# Assignment 2: Counting Tokens and Estimating Cost

Example:
https://tiktokenizer.vercel.app/?model=gpt-4-1106-preview

## The Completed Tasks are done towards the end of the notebook

## Objective:
Write a Python program to count the number of tokens in a given text source (paragraph, text file, or PDF file) and calculate the cost of processing these tokens using OpenAI's GPT-4o pricing model.

## Requirements:
1. **Input**:
   - A paragraph as a string.
   - A text file containing the content.
   - A PDF file with the content.
2. **Output**:
   - The total number of tokens in the input.
   - The estimated cost of processing the input tokens using GPT-4o pricing ($2.50 per 1M tokens).
3. **Constraints**:
   - Use OpenAI's `tiktoken` library to tokenize the input.
   - Ensure compatibility with different file formats (text and PDF).
   - Handle invalid or empty inputs gracefully.

## Example:
### Input:
```plaintext
Paragraph: "Tiktoken is a tokenizer by OpenAI. It splits text into tokens."
```
### Output:
```plaintext
Total Tokens: 12
Estimated Cost: $0.00003
```

### Input:
```plaintext
Text File: "example.txt" (contains 500 tokens)
```
### Output:
```plaintext
Total Tokens: 500
Estimated Cost: $0.00125
```

## Extra Credit:
Whoever calculates the total number of tokens and the cost for all 6 **Harry Potter** books combined will receive an **assignment pass**, which can be used to skip any future assignment.

### Additional Notes:
- Use `tiktoken`'s `encode` method to calculate token counts.
- For PDF files, extract the text content first (e.g., using a library like `PyPDF2`).
- Costs should be calculated as `total_tokens / 1,000,000 * 2.50`.


# How to count tokens with tiktoken

[`tiktoken`](https://github.com/openai/tiktoken/blob/main/README.md) is a fast open-source tokenizer by OpenAI.

Given a text string (e.g., `"tiktoken is great!"`) and an encoding (e.g., `"cl100k_base"`), a tokenizer can split the text string into a list of tokens (e.g., `["t", "ik", "token", " is", " great", "!"]`).

Splitting text strings into tokens is useful because GPT models see text in the form of tokens.

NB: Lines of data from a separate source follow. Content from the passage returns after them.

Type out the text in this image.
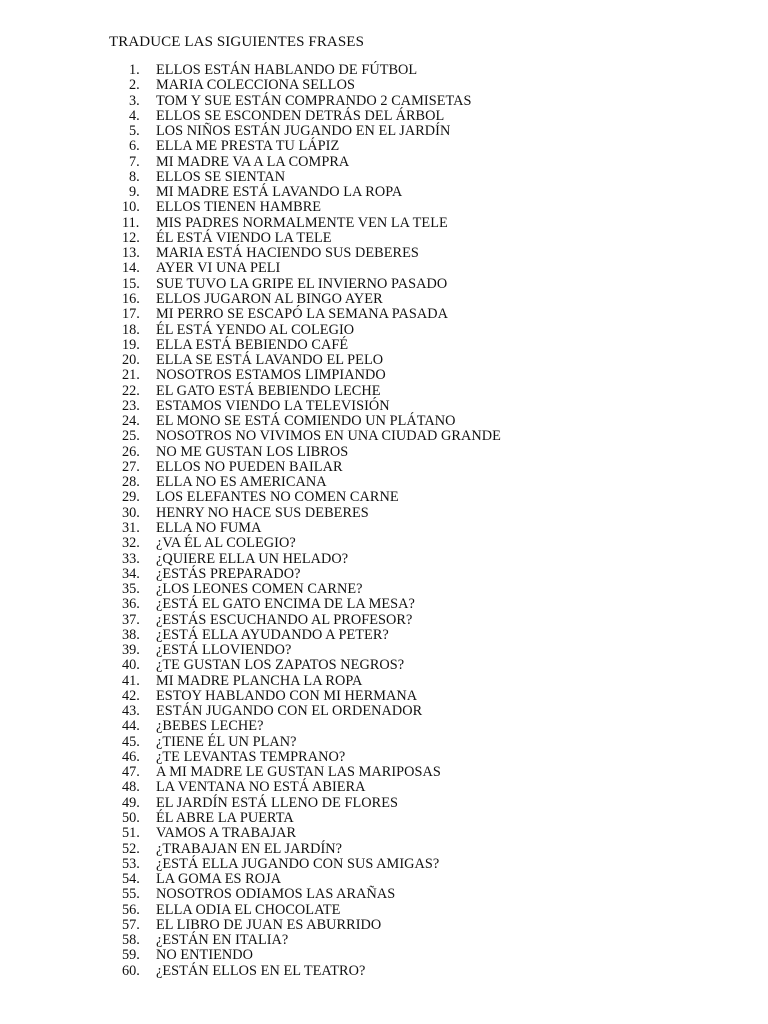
TRADUCE LAS SIGUIENTES FRASES
1. ELLOS ESTÁN HABLANDO DE FÚTBOL
2. MARIA COLECCIONA SELLOS
3. TOM Y SUE ESTÁN COMPRANDO 2 CAMISETAS
4. ELLOS SE ESCONDEN DETRÁS DEL ÁRBOL
5. LOS NIÑOS ESTÁN JUGANDO EN EL JARDÍN
6. ELLA ME PRESTA TU LÁPIZ
7. MI MADRE VA A LA COMPRA
8. ELLOS SE SIENTAN
9. MI MADRE ESTÁ LAVANDO LA ROPA
10. ELLOS TIENEN HAMBRE
11. MIS PADRES NORMALMENTE VEN LA TELE
12. ÉL ESTÁ VIENDO LA TELE
13. MARIA ESTÁ HACIENDO SUS DEBERES
14. AYER VI UNA PELI
15. SUE TUVO LA GRIPE EL INVIERNO PASADO
16. ELLOS JUGARON AL BINGO AYER
17. MI PERRO SE ESCAPÓ LA SEMANA PASADA
18. ÉL ESTÁ YENDO AL COLEGIO
19. ELLA ESTÁ BEBIENDO CAFÉ
20. ELLA SE ESTÁ LAVANDO EL PELO
21. NOSOTROS ESTAMOS LIMPIANDO
22. EL GATO ESTÁ BEBIENDO LECHE
23. ESTAMOS VIENDO LA TELEVISIÓN
24. EL MONO SE ESTÁ COMIENDO UN PLÁTANO
25. NOSOTROS NO VIVIMOS EN UNA CIUDAD GRANDE
26. NO ME GUSTAN LOS LIBROS
27. ELLOS NO PUEDEN BAILAR
28. ELLA NO ES AMERICANA
29. LOS ELEFANTES NO COMEN CARNE
30. HENRY NO HACE SUS DEBERES
31. ELLA NO FUMA
32. ¿VA ÉL AL COLEGIO?
33. ¿QUIERE ELLA UN HELADO?
34. ¿ESTÁS PREPARADO?
35. ¿LOS LEONES COMEN CARNE?
36. ¿ESTÁ EL GATO ENCIMA DE LA MESA?
37. ¿ESTÁS ESCUCHANDO AL PROFESOR?
38. ¿ESTÁ ELLA AYUDANDO A PETER?
39. ¿ESTÁ LLOVIENDO?
40. ¿TE GUSTAN LOS ZAPATOS NEGROS?
41. MI MADRE PLANCHA LA ROPA
42. ESTOY HABLANDO CON MI HERMANA
43. ESTÁN JUGANDO CON EL ORDENADOR
44. ¿BEBES LECHE?
45. ¿TIENE ÉL UN PLAN?
46. ¿TE LEVANTAS TEMPRANO?
47. A MI MADRE LE GUSTAN LAS MARIPOSAS
48. LA VENTANA NO ESTÁ ABIERA
49. EL JARDÍN ESTÁ LLENO DE FLORES
50. ÉL ABRE LA PUERTA
51. VAMOS A TRABAJAR
52. ¿TRABAJAN EN EL JARDÍN?
53. ¿ESTÁ ELLA JUGANDO CON SUS AMIGAS?
54. LA GOMA ES ROJA
55. NOSOTROS ODIAMOS LAS ARAÑAS
56. ELLA ODIA EL CHOCOLATE
57. EL LIBRO DE JUAN ES ABURRIDO
58. ¿ESTÁN EN ITALIA?
59. NO ENTIENDO
60. ¿ESTÁN ELLOS EN EL TEATRO?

Knowing how many tokens are in a text string can tell you (a) whether the string is too long for a text model to process and (b) how much an OpenAI API call costs (as usage is priced by token).


## Encodings

Encodings specify how text is converted into tokens. Different models use different encodings.

`tiktoken` supports three encodings used by OpenAI models:

| Encoding name           | OpenAI models                                       |
|-------------------------|-----------------------------------------------------|
| `o200k_base`            | `gpt-4o`, `gpt-4o-mini`                             |
| `cl100k_base`           | `gpt-4-turbo`, `gpt-4`, `gpt-3.5-turbo`, `text-embedding-ada-002`, `text-embedding-3-small`, `text-embedding-3-large`  |
| `p50k_base`             | Codex models, `text-davinci-002`, `text-davinci-003`|
| `r50k_base` (or `gpt2`) | GPT-3 models like `davinci`                         |

You can retrieve the encoding for a model using `tiktoken.encoding_for_model()` as follows:
```python
encoding = tiktoken.encoding_for_model('gpt-4o-mini')
```

Note that `p50k_base` overlaps substantially with `r50k_base`, and for non-code applications, they will usually give the same tokens.

## Tokenizer libraries by language

For `o200k_base`, `cl100k_base` and `p50k_base` encodings:
- Python: [tiktoken](https://github.com/openai/tiktoken/blob/main/README.md)
- .NET / C#: [SharpToken](https://github.com/dmitry-brazhenko/SharpToken), [TiktokenSharp](https://github.com/aiqinxuancai/TiktokenSharp)
- Java: [jtokkit](https://github.com/knuddelsgmbh/jtokkit)
- Golang: [tiktoken-go](https://github.com/pkoukk/tiktoken-go)
- Rust: [tiktoken-rs](https://github.com/zurawiki/tiktoken-rs)

For `r50k_base` (`gpt2`) encodings, tokenizers are available in many languages.
- Python: [tiktoken](https://github.com/openai/tiktoken/blob/main/README.md) (or alternatively [GPT2TokenizerFast](https://huggingface.co/docs/transformers/model_doc/gpt2#transformers.GPT2TokenizerFast))
- JavaScript: [gpt-3-encoder](https://www.npmjs.com/package/gpt-3-encoder)
- .NET / C#: [GPT Tokenizer](https://github.com/dluc/openai-tools)
- Java: [gpt2-tokenizer-java](https://github.com/hyunwoongko/gpt2-tokenizer-java)
- PHP: [GPT-3-Encoder-PHP](https://github.com/CodeRevolutionPlugins/GPT-3-Encoder-PHP)
- Golang: [tiktoken-go](https://github.com/pkoukk/tiktoken-go)
- Rust: [tiktoken-rs](https://github.com/zurawiki/tiktoken-rs)

(OpenAI makes no endorsements or guarantees of third-party libraries.)


## How strings are typically tokenized

In English, tokens commonly range in length from one character to one word (e.g., `"t"` or `" great"`), though in some languages tokens can be shorter than one character or longer than one word. Spaces are usually grouped with the starts of words (e.g., `" is"` instead of `"is "` or `" "`+`"is"`). You can quickly check how a string is tokenized at the [OpenAI Tokenizer](https://beta.openai.com/tokenizer), or the third-party [Tiktokenizer](https://tiktokenizer.vercel.app/) webapp.

## 0. Install `tiktoken`

If needed, install `tiktoken` with `pip`:

In [1]:
# %pip install --upgrade tiktoken -q
# %pip install --upgrade openai -q

## 1. Import `tiktoken`

In [2]:
import tiktoken

## 2. Load an encoding

Use `tiktoken.get_encoding()` to load an encoding by name.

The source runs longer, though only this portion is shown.